Una semana después de que el gobierno nacional anunciara el retiro de la Policía Federal de la custodia de instituciones de la Ciudad de Buenos Aires, Mauricio Macri informó ayer que contratará seguridad privada para remplazar a esos efectivos. Lo hizo después de que los hospitales pasaran más de cuatro días funcionando con los servicios de guardia y poco más.
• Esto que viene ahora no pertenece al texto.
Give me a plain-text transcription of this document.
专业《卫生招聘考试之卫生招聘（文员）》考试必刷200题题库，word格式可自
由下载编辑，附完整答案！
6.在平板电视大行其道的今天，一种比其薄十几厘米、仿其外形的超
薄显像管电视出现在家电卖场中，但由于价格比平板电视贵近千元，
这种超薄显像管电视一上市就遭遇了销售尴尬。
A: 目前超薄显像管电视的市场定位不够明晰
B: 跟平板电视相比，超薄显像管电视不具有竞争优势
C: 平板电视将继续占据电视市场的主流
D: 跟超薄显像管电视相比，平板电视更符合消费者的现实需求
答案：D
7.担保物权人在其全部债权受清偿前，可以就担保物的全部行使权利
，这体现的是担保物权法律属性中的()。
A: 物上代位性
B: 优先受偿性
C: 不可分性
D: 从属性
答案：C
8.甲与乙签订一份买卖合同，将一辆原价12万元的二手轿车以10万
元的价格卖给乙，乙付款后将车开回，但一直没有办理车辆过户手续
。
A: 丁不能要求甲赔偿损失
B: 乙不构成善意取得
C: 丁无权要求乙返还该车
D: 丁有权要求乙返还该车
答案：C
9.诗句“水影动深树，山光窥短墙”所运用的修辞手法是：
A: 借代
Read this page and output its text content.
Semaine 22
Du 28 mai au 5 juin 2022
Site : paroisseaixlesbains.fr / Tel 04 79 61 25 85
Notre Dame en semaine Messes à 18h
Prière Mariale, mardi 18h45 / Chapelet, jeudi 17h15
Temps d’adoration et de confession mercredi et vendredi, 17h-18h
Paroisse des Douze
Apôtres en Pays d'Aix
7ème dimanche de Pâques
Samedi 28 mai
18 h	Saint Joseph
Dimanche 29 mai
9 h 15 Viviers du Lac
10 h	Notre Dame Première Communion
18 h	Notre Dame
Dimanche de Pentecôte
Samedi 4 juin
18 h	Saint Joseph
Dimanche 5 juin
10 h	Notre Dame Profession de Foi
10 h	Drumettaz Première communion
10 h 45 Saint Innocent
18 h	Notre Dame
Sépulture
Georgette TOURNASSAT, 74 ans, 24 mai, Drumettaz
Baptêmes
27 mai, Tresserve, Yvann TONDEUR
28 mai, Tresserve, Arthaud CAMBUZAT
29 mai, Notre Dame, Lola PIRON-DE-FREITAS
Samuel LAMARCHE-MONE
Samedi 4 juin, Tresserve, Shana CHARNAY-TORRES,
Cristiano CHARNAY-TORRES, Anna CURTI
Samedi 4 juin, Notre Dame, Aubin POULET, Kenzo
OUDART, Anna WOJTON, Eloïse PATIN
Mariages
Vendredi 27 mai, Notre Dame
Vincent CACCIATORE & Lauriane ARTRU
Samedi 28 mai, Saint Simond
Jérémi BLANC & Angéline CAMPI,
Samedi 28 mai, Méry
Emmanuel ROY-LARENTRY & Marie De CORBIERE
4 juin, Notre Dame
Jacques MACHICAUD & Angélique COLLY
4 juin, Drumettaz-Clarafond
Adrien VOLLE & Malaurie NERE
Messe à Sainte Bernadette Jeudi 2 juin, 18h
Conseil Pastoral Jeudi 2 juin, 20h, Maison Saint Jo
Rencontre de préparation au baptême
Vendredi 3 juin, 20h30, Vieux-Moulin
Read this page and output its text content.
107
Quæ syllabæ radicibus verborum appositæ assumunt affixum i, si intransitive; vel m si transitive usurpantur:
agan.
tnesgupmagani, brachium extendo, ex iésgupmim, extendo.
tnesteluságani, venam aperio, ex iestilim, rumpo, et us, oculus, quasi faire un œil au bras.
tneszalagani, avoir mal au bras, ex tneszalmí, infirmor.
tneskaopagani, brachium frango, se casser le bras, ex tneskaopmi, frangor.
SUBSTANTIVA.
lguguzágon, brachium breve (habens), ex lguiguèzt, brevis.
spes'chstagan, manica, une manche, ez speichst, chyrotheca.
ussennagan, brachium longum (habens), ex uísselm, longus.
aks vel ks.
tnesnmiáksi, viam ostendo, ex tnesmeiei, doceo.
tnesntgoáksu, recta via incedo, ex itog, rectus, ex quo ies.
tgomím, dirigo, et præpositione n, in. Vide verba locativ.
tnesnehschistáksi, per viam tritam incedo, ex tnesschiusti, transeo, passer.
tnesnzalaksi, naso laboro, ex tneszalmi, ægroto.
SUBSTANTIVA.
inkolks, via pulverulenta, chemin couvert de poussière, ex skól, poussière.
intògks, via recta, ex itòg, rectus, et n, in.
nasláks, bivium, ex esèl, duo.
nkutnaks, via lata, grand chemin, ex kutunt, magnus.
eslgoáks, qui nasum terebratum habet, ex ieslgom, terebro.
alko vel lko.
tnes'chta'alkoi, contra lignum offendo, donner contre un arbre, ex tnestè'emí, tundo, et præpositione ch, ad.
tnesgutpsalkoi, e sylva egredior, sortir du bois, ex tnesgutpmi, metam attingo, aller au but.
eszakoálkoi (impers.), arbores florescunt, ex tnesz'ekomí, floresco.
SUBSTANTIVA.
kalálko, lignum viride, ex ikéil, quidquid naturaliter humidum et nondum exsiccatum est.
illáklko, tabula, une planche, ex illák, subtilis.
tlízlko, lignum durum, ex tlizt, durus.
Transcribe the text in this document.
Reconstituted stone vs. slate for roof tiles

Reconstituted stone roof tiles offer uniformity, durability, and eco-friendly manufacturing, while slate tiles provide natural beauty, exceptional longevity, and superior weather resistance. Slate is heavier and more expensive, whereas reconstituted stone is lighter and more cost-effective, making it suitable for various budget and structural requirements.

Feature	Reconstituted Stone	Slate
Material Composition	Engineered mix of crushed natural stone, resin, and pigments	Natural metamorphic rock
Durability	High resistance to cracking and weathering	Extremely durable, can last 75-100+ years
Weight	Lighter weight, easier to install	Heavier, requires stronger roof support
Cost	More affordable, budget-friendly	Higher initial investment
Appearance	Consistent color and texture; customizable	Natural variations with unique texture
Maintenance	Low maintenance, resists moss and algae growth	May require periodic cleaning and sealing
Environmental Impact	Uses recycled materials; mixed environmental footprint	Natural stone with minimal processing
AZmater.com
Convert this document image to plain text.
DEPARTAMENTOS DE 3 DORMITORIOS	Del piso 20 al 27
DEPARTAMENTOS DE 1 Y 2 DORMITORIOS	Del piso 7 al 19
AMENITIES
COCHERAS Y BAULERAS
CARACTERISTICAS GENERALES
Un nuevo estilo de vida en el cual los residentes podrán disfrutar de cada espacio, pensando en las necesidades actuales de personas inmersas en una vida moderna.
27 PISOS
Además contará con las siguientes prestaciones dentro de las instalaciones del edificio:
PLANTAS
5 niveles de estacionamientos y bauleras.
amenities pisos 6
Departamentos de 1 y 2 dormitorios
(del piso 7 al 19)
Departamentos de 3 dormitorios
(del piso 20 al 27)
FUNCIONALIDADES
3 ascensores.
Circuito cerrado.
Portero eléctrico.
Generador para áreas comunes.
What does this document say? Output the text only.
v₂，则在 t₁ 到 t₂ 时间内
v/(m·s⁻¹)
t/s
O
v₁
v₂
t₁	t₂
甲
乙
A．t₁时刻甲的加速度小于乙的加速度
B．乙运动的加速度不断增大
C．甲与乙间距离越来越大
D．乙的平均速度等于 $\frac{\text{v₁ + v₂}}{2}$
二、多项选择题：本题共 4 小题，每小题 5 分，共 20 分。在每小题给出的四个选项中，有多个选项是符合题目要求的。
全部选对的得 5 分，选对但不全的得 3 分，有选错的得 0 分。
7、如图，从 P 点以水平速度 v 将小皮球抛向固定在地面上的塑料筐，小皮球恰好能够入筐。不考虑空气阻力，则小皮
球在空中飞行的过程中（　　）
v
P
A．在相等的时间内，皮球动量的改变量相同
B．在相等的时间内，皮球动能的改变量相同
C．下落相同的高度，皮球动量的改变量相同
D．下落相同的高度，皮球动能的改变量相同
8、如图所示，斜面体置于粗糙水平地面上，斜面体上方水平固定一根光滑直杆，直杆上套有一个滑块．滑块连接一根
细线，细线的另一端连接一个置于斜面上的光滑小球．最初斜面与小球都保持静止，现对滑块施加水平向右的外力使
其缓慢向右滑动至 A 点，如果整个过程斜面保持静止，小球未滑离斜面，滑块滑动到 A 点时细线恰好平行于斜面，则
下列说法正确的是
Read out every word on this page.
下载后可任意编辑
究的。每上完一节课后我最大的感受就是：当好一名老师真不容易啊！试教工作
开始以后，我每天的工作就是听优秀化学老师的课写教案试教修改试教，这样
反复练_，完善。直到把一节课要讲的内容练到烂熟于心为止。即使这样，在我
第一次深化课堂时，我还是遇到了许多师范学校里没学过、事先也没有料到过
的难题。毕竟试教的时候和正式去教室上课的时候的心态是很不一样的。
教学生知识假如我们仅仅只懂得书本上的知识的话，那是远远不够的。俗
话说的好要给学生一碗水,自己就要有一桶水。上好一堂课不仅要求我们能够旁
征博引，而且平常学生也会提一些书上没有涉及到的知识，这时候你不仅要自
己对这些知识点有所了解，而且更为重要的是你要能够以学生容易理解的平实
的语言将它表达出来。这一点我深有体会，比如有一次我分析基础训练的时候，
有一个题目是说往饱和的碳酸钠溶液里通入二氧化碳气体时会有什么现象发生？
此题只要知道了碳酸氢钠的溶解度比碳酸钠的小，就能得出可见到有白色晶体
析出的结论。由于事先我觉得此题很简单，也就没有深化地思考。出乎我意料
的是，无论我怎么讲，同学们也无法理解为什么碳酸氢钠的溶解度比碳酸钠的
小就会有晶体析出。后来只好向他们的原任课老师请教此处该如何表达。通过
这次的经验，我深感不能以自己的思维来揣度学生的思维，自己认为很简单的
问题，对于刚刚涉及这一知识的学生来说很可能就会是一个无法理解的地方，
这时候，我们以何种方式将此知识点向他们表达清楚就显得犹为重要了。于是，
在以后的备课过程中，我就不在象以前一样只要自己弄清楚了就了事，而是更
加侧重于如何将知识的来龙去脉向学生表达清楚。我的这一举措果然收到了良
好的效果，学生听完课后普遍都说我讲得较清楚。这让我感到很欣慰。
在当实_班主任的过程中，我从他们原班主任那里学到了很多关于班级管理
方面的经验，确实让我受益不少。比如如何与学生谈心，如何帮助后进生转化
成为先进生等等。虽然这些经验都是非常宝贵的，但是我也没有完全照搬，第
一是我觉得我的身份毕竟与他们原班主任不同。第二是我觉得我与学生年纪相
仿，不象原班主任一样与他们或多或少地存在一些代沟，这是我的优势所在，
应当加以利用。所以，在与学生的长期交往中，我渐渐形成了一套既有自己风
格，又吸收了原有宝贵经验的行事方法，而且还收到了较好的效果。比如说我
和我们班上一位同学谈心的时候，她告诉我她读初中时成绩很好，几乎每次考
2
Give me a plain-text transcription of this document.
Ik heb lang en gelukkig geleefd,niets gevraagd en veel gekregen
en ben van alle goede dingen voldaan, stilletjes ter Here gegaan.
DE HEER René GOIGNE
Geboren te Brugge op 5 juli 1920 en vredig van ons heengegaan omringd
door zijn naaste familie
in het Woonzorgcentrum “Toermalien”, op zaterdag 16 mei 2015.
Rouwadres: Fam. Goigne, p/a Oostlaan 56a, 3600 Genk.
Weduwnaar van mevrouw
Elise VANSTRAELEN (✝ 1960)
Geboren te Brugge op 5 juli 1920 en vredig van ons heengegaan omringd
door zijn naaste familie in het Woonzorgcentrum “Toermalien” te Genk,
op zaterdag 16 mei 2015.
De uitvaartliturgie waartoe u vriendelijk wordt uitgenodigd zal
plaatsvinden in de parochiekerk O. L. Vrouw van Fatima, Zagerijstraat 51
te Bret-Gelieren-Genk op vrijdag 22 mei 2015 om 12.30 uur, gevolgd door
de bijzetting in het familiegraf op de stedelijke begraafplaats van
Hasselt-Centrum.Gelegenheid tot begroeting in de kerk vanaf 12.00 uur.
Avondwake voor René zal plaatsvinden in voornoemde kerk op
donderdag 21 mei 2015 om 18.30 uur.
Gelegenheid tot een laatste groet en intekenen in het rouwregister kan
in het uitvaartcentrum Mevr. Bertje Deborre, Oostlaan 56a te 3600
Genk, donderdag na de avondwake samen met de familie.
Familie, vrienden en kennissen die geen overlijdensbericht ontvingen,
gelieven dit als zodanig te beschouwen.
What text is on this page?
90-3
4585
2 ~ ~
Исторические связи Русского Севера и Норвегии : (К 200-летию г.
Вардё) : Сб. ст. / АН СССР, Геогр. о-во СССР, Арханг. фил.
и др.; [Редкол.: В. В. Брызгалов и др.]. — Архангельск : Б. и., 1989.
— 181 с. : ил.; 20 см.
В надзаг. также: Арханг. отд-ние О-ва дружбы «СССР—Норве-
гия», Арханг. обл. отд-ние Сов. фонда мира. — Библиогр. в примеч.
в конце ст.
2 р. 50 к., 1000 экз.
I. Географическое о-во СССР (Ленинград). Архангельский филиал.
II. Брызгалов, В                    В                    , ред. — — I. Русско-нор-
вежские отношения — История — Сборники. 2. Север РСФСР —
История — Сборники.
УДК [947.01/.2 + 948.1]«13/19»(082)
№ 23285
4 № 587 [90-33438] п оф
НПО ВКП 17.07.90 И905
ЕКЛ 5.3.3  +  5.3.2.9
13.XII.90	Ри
La medida, sin embargo, no cubrirá a todos los edificios: a partir de hoy sólo tendrán un refuerzo de agentes privados los 13 nosocomios de agudos. Los 20 centros de salud paralizados por los médicos desde el viernes pasado –a pesar de que algunos no contaban con presencia federal– no están incluidos en el nuevo plan. Los funcionarios porteños anticiparon que no van a desplegar allí a ninguno de los 2000 integrantes de la Policía Metropolitana. 
“Vamos a intentar cuidar a los pacientes, médicos, enfermeras y docentes. Allí donde ellos acepten de común acuerdo, vamos a remplazar a la policía que nos retiró el gobierno nacional por seguridad privada”, prometió el jefe de gobierno porteño, quien sin embargo nada dijo de la deuda de 27 millones que mantiene con el gobierno nacional por el pago de los adicionales  por el servicio que prestaba la Policía Federal. Y los legisladores de la oposición no tardaron en reaccionar. “Macri anunció que mandará a la Metropolitana y seguridad privada a los hospitales. ¿Y si nos hubiéramos ahorrado esta semana de histeria?”, se preguntó Gabriela Cerruti (de Encuentro por la Equidad y la Democracia).
Aníbal Ibarra, ex jefe de gobierno, a su vez, señaló: “Este conflicto está armado por Macri porque le conviene en un año electoral. Ahora Macri reconoce que va a cubrir con seguridad privada. Si el conflicto llegó hasta acá es por él. Y si hay puntos donde tiene que mandar policías de la Metropolitana, lo tendrá que hacer. Tiene 2000. El problema es que le lucen más en Villa Urquiza.”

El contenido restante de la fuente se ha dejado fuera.